La Serrano, proprio come tutti noi rammendati, ha paura che continuare a vivere, a sorridere, a desiderare, a gioire, possa significare tradire la sorella, non scrivere di lei dimenticarla, non farla più esistere, dal momento che quando si consegna il corpo è non solo il momento più terribile, ma anche quello in cui tutto sembra finire. È per questa ragione, per continuare a fare esistere Margareta, ci racconta della loro infanzia, di loro due sempre legate come sorelle siamesi, vicine per età ma non per temperamento. Margareta era la più allegra, la più dinamica, la più avventurosa. Ci racconta di quell’infanzia che è la patria di tutti noi, e poi della giovinezza a Parigi, del Cile martoriato e di tutti quei corpi spariti di cui niente si sa ancora oggi.
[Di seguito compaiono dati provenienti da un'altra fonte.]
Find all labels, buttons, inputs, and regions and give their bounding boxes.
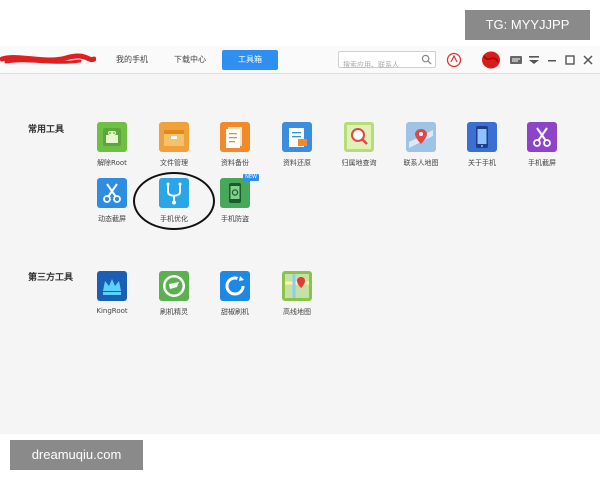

Ci racconta della malattia della sorella, del suo corpo mutilato e deformato, rivolgendosi a tutti coloro che sanno cosa significhi veder morire di cancro un familiare, una persona tanto cara e amata. Ci parla della scrittura e della letteratura come terapia e testimonianza, di come il passato non solo non muore mai, ma non è nemmeno passato.
Nessun mantello può coprire il freddo della morte come credeva la signora Clara Sandovan, sarta e tessitrice, che cucì il mantello con il quale fu ricoperta la bara del figlio perché non sentisse freddo lì dove regna la Morte. Nessun mantello potrebbe tenere al caldo Margareta ormai, ma mantiene quello che col tempo diventa il tepore di un dolore costante, il dolore di quelli che restano, perché la persona in lutto è una persona malata, anche se per appartenenza comune il lutto non viene considerato una malattia. Marcela Serrano è ormai malata, e col suo linguaggio semplice, senza mai eccedere, anzi con una compostezza che a tratti inibisce empatia e commozione, ci racconta di quella malattia dalla quale non vuole guarire per non smettere di soffrire, perché soffrire significa mantenere viva la sorella. E fa di questo libro, di questi appunti sull’elaborazione del lutto, il diario di tutti noi Rammendati.